Le camion de Raoul

C’était un enfant qui était à l’Assistance. Il avait été confié à Henri de Matiloun et à Marinette.Ils percevaient une pension qui leur faisait un petit revenu.

Henri venait chercher pour lui au garage des demi-bottes noires « des botillons » en caoutchouc de petite taille. Jean les remplissait de paille. Matiloun enlevait cette paille régulièrement et lui , il la remettait aussitôt. Il marchait tout le temps avec les pieds inclinés ; jamais à plat. Il faisait toute la route jusqu’au pont du Louzadech en tirant avec des ficelles des voitures qu’il construisait lui-même.

Quand on rentrait des foires, Raoul et moi, vers 3,4 heures de l’après-midi, il remontait et venait au garage. Raoul le mettait au volant et le faisait conduire. Jean était petit, Raoul était grand. Il s’asseyait à côté de lui sur la banquette et avait le pied aux pédales. Jean tenait le volant. Il était très content et très fier. Il riait. Raoul ça lui faisait plaisir de faire ça. Il rentrait, il reculait, il manoeuvrait le volant. Raoul était soit au milieu de la banquette, soit à gauche du volant. Raoul avait les jambes longues, il pouvait attraper les pédales. Moi , je les laissais faire et je remontais au village pour m’occuper des enfants que je n’avais pas vus de la journée. C’est Raoul qui l’appelait et il venait ou bien il nous attendait devant la porte du garage (c’était pas Narbonne mais c’était Galey !)

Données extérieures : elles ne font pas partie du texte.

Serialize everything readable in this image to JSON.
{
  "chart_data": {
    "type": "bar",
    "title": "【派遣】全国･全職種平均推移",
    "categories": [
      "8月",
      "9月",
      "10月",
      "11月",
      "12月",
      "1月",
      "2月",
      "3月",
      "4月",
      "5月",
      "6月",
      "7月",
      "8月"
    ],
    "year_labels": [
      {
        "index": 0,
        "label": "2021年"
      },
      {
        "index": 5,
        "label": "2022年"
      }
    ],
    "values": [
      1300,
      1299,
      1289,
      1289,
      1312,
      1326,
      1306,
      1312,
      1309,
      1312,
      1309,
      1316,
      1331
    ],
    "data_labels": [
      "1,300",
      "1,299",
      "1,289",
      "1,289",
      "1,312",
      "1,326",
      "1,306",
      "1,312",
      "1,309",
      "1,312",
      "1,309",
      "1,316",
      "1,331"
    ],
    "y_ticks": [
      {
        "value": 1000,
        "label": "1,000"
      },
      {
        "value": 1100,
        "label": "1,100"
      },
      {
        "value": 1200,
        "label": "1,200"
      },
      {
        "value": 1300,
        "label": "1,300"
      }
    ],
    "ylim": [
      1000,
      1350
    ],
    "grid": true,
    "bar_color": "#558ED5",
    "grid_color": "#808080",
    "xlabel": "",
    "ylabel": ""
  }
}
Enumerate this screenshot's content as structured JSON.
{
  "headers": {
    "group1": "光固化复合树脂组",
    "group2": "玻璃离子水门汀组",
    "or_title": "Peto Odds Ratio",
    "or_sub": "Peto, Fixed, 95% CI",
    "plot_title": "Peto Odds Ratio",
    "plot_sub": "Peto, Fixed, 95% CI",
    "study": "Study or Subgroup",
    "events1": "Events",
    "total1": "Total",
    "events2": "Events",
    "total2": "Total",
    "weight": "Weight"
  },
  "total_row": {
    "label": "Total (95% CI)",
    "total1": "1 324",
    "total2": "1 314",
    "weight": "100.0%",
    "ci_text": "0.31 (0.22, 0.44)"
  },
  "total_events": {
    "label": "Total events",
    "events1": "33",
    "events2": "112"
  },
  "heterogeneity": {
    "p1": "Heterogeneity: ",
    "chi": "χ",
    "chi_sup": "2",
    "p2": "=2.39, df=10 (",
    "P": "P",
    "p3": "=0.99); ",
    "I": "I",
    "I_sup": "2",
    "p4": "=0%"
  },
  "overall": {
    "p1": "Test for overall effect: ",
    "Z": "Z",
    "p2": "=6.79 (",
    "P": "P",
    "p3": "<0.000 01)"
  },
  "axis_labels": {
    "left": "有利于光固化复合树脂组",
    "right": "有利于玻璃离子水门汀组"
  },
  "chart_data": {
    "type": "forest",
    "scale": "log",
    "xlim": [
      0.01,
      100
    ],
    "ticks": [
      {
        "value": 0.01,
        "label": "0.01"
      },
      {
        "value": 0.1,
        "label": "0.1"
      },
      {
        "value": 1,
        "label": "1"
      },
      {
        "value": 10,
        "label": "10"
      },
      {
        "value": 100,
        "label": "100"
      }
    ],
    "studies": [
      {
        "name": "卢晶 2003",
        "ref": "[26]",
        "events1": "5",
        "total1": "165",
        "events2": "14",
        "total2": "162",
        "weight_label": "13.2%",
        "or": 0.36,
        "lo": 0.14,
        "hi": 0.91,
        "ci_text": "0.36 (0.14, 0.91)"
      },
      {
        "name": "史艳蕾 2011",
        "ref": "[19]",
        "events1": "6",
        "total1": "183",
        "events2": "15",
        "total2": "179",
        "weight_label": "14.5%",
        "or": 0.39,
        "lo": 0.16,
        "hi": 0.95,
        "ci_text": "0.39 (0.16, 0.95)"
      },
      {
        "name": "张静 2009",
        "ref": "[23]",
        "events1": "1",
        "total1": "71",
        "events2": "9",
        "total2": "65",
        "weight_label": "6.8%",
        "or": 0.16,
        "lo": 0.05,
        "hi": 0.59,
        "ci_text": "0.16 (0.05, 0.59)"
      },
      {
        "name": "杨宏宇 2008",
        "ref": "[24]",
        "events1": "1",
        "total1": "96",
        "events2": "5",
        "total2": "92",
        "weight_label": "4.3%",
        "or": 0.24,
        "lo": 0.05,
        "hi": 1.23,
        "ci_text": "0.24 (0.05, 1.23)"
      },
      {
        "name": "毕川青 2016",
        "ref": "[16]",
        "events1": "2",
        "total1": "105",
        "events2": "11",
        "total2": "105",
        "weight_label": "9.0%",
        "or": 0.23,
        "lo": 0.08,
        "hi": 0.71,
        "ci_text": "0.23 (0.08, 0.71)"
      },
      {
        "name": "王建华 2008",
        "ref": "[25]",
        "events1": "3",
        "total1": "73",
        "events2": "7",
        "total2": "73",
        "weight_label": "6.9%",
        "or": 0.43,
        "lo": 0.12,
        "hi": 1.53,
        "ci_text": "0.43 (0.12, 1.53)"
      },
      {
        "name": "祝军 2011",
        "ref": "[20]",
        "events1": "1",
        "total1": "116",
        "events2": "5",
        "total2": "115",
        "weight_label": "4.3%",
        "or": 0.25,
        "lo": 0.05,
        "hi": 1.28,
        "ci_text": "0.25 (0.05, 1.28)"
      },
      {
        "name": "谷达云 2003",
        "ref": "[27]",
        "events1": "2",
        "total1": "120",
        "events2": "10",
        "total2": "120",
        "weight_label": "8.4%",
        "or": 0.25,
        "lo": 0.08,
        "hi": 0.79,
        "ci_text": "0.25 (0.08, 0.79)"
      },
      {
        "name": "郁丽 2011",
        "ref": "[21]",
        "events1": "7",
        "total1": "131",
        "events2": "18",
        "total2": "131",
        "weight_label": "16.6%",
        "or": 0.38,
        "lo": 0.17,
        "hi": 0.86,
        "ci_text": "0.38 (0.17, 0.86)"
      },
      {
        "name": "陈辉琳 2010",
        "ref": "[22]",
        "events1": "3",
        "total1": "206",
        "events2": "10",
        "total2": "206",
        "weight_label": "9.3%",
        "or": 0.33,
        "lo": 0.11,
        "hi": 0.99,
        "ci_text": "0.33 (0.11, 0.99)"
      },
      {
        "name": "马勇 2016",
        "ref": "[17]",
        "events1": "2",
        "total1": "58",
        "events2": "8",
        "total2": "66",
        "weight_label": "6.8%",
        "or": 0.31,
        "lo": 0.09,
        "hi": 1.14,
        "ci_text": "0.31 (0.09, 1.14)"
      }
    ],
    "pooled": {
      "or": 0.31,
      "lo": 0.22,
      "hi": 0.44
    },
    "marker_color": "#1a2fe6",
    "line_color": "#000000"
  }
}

Les enfants du village, quand on était livrés , venaient chercher des cartons pour faire des cabanes dans les arbres, mais pas Jean, lui , il n’y avait que les voitures qui l’intéressaient, enfin tout ce qui roulait.

C’est Henri qui venait faire les commissions, jamais Marinette. Il buvait un peu. Marinette restait à la maison. Elle était très gentille. Elle venait parfois chercher des pantoufles au camion.

Henri allait souvent à Augirein .

Marinette aimait beaucoup Jean, c’était « son petit ».Quand Henri venait chercher les bottes, il disait qu’il venait acheter des bottes pour « le petit ».Pour Marinette c’était « son petit », pour Henri c’était « le petit »

Raoul , après la guerre, a connu chez lui un adulte placé qui s’appelait Pierre. Il faisait le jardin, maintenait le feu dans la cheminée. Raoul était habitué à voir des personnes « différentes », il a toujours été gentil avec les personnes handicapées. Autrefois, il y avait souvent des personnes handicapées, placées, ça leur faisait un revenu. Ils n’étaient pas tous bien traités.